The world building again is spectacular, Babylar or Babylon Restaured, former New York City, is a bit weird but easy, maybe easier, to picture than Newcago in Steelheart. The new characters are just as colorful and fascinating as the mostly submerged City with glowing fruit and graffiti described here is. The characters are distinct, not one voice seems like the other, it doesn’t mean that they’re all memorable but they don’t have a sameness that could make them interchangeable in one’s memories. It’s the singularity of each characters, old and new, that bring up such strong feelings when it comes to their behaviors. I enjoyed how some key concepts are subtly introduced in the story thus expanding this dystopian world. However it is a rather big shift from what was previously introduced. It wasn’t as smooth as it could have been, Calamity and Firefight’s powers seem to have been conveniently redefined rather than better explained.
The story remains an exciting dangerous maze of carefully laid plans, mysterious desires and motives. The main antagonist Regalia, ruler of Babylar, is much like her power, a force to be reckon with. The people and the Reckoners cell from Babylar are nothing like Newcago. David is still brimming with good intentions but still reckless and irritating. Prof and Tia’s layers are slowly getting peeled.
Firefight seems to be redefining the series, a turning point in the Reckoners’ story that isn’t very smooth but still a thrilling emotional roller-coaster.

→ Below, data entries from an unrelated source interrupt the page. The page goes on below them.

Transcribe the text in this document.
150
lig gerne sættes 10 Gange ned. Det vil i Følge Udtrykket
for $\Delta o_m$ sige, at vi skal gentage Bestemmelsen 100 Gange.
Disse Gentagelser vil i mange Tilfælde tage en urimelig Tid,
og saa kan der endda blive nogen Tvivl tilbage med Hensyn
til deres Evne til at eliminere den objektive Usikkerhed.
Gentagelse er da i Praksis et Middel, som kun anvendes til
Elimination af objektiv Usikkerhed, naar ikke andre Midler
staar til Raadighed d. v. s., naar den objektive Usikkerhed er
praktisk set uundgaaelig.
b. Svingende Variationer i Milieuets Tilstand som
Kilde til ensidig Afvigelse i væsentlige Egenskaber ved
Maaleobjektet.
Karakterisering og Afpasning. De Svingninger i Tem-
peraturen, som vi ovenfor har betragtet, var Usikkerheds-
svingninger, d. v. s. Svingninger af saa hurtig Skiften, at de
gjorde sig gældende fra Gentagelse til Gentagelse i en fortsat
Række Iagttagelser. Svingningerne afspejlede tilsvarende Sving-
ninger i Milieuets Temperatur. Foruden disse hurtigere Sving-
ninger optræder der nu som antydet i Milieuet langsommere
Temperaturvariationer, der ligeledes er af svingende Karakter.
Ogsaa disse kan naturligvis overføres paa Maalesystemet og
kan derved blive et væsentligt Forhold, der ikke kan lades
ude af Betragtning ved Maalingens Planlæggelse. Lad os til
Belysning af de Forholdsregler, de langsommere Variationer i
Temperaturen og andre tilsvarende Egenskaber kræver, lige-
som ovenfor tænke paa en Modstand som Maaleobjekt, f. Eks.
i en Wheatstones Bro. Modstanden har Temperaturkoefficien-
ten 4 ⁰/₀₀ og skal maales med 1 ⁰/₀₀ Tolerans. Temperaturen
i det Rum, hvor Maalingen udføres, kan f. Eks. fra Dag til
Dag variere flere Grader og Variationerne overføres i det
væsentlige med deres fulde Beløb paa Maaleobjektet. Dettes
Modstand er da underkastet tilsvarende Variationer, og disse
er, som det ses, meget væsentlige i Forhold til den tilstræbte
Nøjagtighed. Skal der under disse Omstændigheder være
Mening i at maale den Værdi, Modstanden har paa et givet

Steelheart may be dead, but Epics still plague Newcago and David and the Reckoners have vowed to fight back.
How was it?
It’s a short, tight story that comes in as both a dessert from the excellent Steelheart, allowing us to stand more time with the Reckoners, and an appetizer to the intriguing Firefight. I felt I redeemed myself on this one because I figured out the twist, I was on it lol, but like its novel counterpart Mitosis is riveting chock-full metaphors and hints about the next book, making this novella a necessary and well worth your time read.
Ten years ago, Calamity came. It was a burst in the sky that gave ordinary men and women extraordinary powers. The awed public started calling them Epics. But Epics are no friend of man. With incredible gifts came the desire to rule. And to rule man you must crush his will.
Nobody fights the Epics…nobody but the Reckoners. A shadowy group of ordinary humans, they spend their lives studying Epics, finding their weaknesses, and then assassinating them.
And David wants in. He wants Steelheart — the Epic who is said to be invincible. The Epic who killed David’s father. For years, like the Reckoners, David’s been studying, and planning — and he has something they need. Not an object, but an experience.
He’s seen Steelheart bleed. And he wants revenge.
How was it?
I stumbled upon this book by chance. I’m not sure what made me pick it up, maybe it was the cover? Or the first few lines of the synopsis? I have no idea, I’m just glad I did.
The beginning did not grip me but much like David, the story kind of grew on me as I went along, even if at times I was rolling my eyes. What I like most about Steelheart are the twists and turns. The breadcrumbs were there but I didn’t fully put the pieces together. The book kept me guessing and it’s a nice change of pace from what I’ve been reading lately. I was entertained and can’t wait to read the rest, but I’m going to take my time, savor them.
Steelheart is a great take on Superheroes, with a nice world building and excellent plot. Overall it’s a very good book.